Benedictine monastery in Limoges, France

Saint-Martin de Limoges (or Saint-Martin-lez-Limoges) was a Benedictine monastery in Limoges from 1012 and a house of Feuillants from 1624 until 1791.

Drawing of a Limoges enamel cross of Saint-Martin, said to have belonged to Saint Eligius

==Older monastery in the same location==
For the early years of the monastery before its re-foundation, there is no other source than the 13th-century chronicle of the Abbot Pierre Coral. He records that a monastery dedicated to Martin of Tours was founded around 640 by the parents of Saint Eligius, and that the latter's brother, Alicius, was the first abbot. It was subsequently destroyed by Pippin I of Aquitaine during the a civil war and then again by Vikings. How much of this history is true is impossible to say, but there was certainly an abandoned church outside the walls by the year 1000.
==History==
Bishop Hilduin of Limoges established a Benedictine monastery at that place in 1012. This is mentioned by a contemporary, Ademar of Chabannes. Hilduin and his brother, the abbot of Saint-Martial, gave gifts to the monastery. The bishop endowed it with the relics of Saint Justus. He may even have procured royal and papal protection for his new foundation. He was buried at Saint-Martin. Pierre Coral claims that he still left the monastery poor and small. Soon after, Bishop Jordan praised the monastery before the peace council of 1031.

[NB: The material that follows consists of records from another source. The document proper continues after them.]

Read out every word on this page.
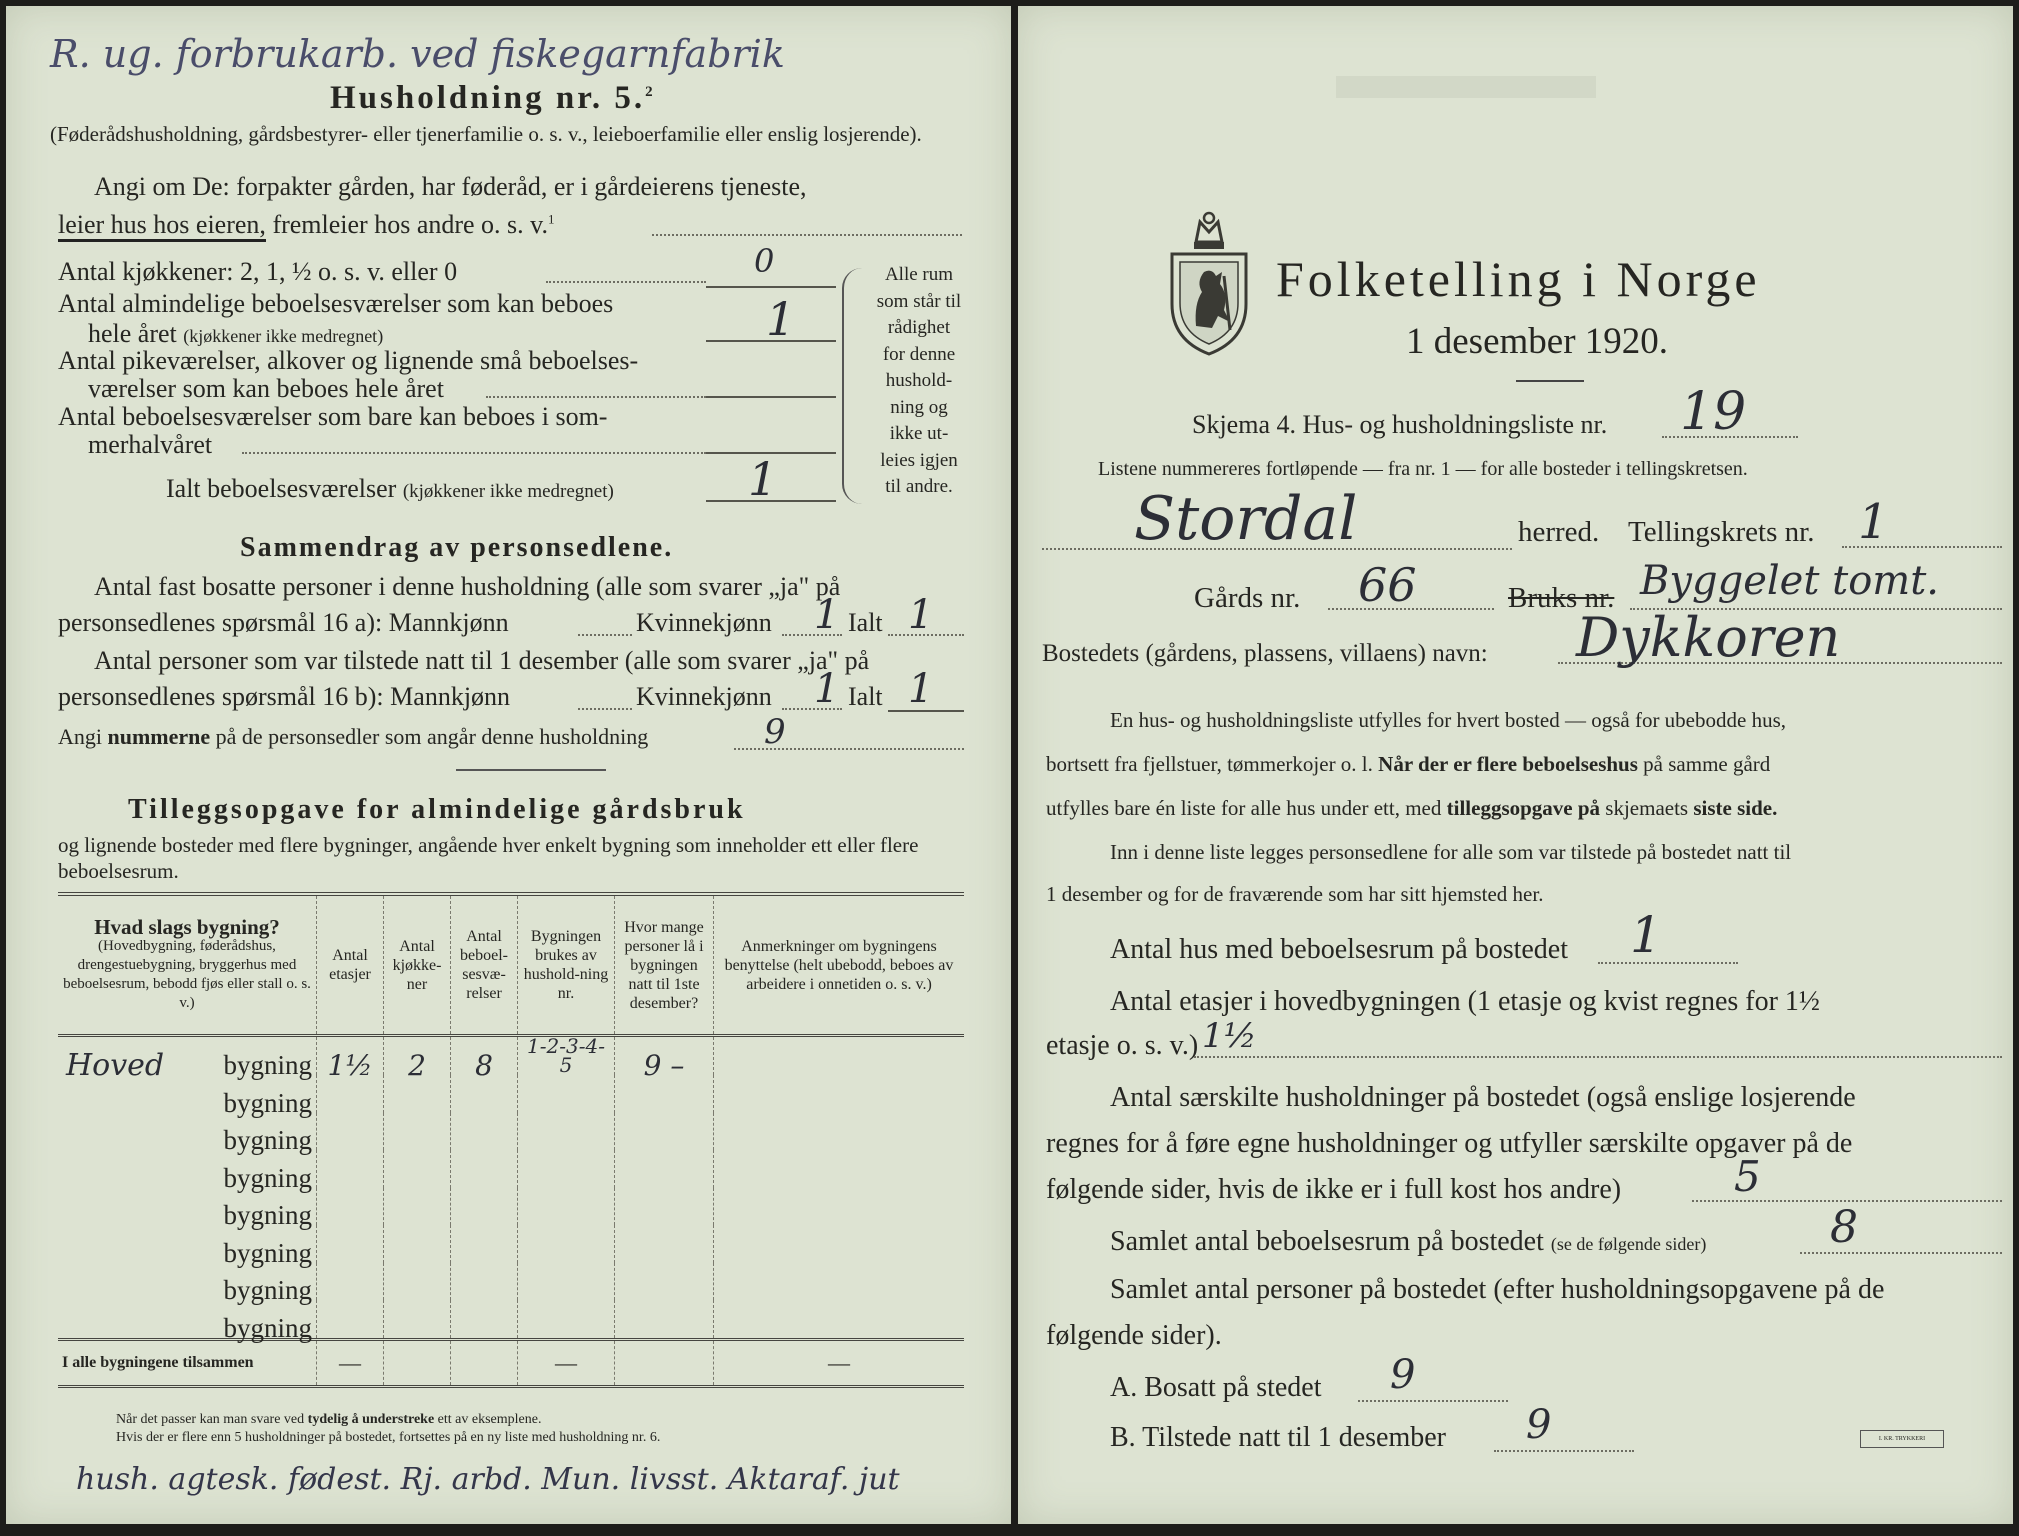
R. ug. forbrukarb. ved fiskegarnfabrik
Husholdning nr. 5.$^2$
(Føderådshusholdning, gårdsbestyrer- eller tjenerfamilie o. s. v., leieboerfamilie eller enslig losjerende).
Angi om De: forpakter gården, har føderåd, er i gårdeierens tjeneste,
leier hus hos eieren, fremleier hos andre o. s. v.$^1$
Antal kjøkkener: 2, 1, ½ o. s. v. eller 0	0
Antal almindelige beboelsesværelser som kan beboes
hele året (kjøkkener ikke medregnet)	1
Antal pikeværelser, alkover og lignende små beboelses-
værelser som kan beboes hele året
Antal beboelsesværelser som bare kan beboes i som-
merhalvåret
Ialt beboelsesværelser (kjøkkener ikke medregnet)	1
Alle rum
som står til
rådighet
for denne
hushold-
ning og
ikke ut-
leies igjen
til andre.
Sammendrag av personsedlene.
Antal fast bosatte personer i denne husholdning (alle som svarer „ja" på
personsedlenes spørsmål 16 a): Mannkjønn	Kvinnekjønn 1 Ialt 1
Antal personer som var tilstede natt til 1 desember (alle som svarer „ja" på
personsedlenes spørsmål 16 b): Mannkjønn	Kvinnekjønn 1 Ialt 1
Angi nummerne på de personsedler som angår denne husholdning	9
Tilleggsopgave for almindelige gårdsbruk
og lignende bosteder med flere bygninger, angående hver enkelt bygning som inneholder ett eller flere beboelsesrum.
Hvad slags bygning?
(Hovedbygning, føderådshus, drengestuebygning, bryggerhus med beboelsesrum, bebodd fjøs eller stall o. s. v.)	Antal etasjer	Antal kjøkke-ner	Antal beboel-sesvæ-relser	Bygningen brukes av hushold-ning nr.	Hvor mange personer lå i bygningen natt til 1ste desember?	Anmerkninger om bygningens benyttelse (helt ubebodd, beboes av arbeidere i onnetiden o. s. v.)

Hoved bygning	1½	2	8	1-2-3-4-5	9 –	

bygning						

bygning						

bygning						

bygning						

bygning						

bygning						

bygning						
I alle bygningene tilsammen	—			—		—
Når det passer kan man svare ved tydelig å understreke ett av eksemplene.
Hvis der er flere enn 5 husholdninger på bostedet, fortsettes på en ny liste med husholdning nr. 6.
hush. agtesk. fødest. Rj. arbd. Mun. livsst. Aktaraf. jut
Folketelling i Norge
1 desember 1920.
Skjema 4. Hus- og husholdningsliste nr. 19
Listene nummereres fortløpende — fra nr. 1 — for alle bosteder i tellingskretsen.
Stordal	herred. Tellingskrets nr. 1
Gårds nr. 66	Bruks nr. Byggelet tomt.
Bostedets (gårdens, plassens, villaens) navn: Dykkoren
En hus- og husholdningsliste utfylles for hvert bosted — også for ubebodde hus,
bortsett fra fjellstuer, tømmerkojer o. l. Når der er flere beboelseshus på samme gård
utfylles bare én liste for alle hus under ett, med tilleggsopgave på skjemaets siste side.
Inn i denne liste legges personsedlene for alle som var tilstede på bostedet natt til
1 desember og for de fraværende som har sitt hjemsted her.
Antal hus med beboelsesrum på bostedet 1
Antal etasjer i hovedbygningen (1 etasje og kvist regnes for 1½
etasje o. s. v.) 1½
Antal særskilte husholdninger på bostedet (også enslige losjerende
regnes for å føre egne husholdninger og utfyller særskilte opgaver på de
følgende sider, hvis de ikke er i full kost hos andre)	5
Samlet antal beboelsesrum på bostedet (se de følgende sider)	8
Samlet antal personer på bostedet (efter husholdningsopgavene på de
følgende sider).
A. Bosatt på stedet 9
B. Tilstede natt til 1 desember 9	I. KR. TRYKKERI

The first abbot, Rudolf, came from the abbey of Tulle. The second, Berengar, came from Saint-Augustin-lès-Limoges and died en route. The third, Donadieu, was consecrated in December 1074. Tradition associated him with the monastery's acquisition of a relic of Martin of Tours. The fourth abbot, Jordan, came from Vierzon. He resigned and was succeeded by Gerard. Gerard, a monk of Tulle, was succeeded in 1134 by the first abbot elected from among the monks of Saint-Martin, William I.

In 1155, William was succeeded by Pierre de Pierrebuffière, a native of the Limousin and the prior of Sauxillanges. During his abbacy, in 1182, the monastery was heavily damaged when Henry the Young King suppressed a local rebellion. The monks were given refuge in the city by Saint-Martial. Pierre soon left for Cluny and by 1195 the monks had elected William II. William died the following year and Richard the Lionheart imposed the provost of Saint-Augustin, Raymond de Treignac, as abbot. Although Richard favoured rebuilding the monastery, nothing was done in Raymond's term of four or five years as the abbot. The church was rebuilt by 1235. In 1247, Pierre Coral became abbot. He left to become abbot of Tulle in 1276.

During the Wars of Religion, the monastery was damaged by Huguenots in 1548 and 1563. It was repaired by the commendatory abbot Marchandon. In 1622, the Benedictines of Saint-Martin ceded their house to Marchandon, who converted it into a house of Feuillants by 1624 under the name Saint-Martin-Saint-Laurent. In 1791, the building was acquired by the government. It became the headquarters of the 12th Army Corps. Today no trace of the monastic building remains.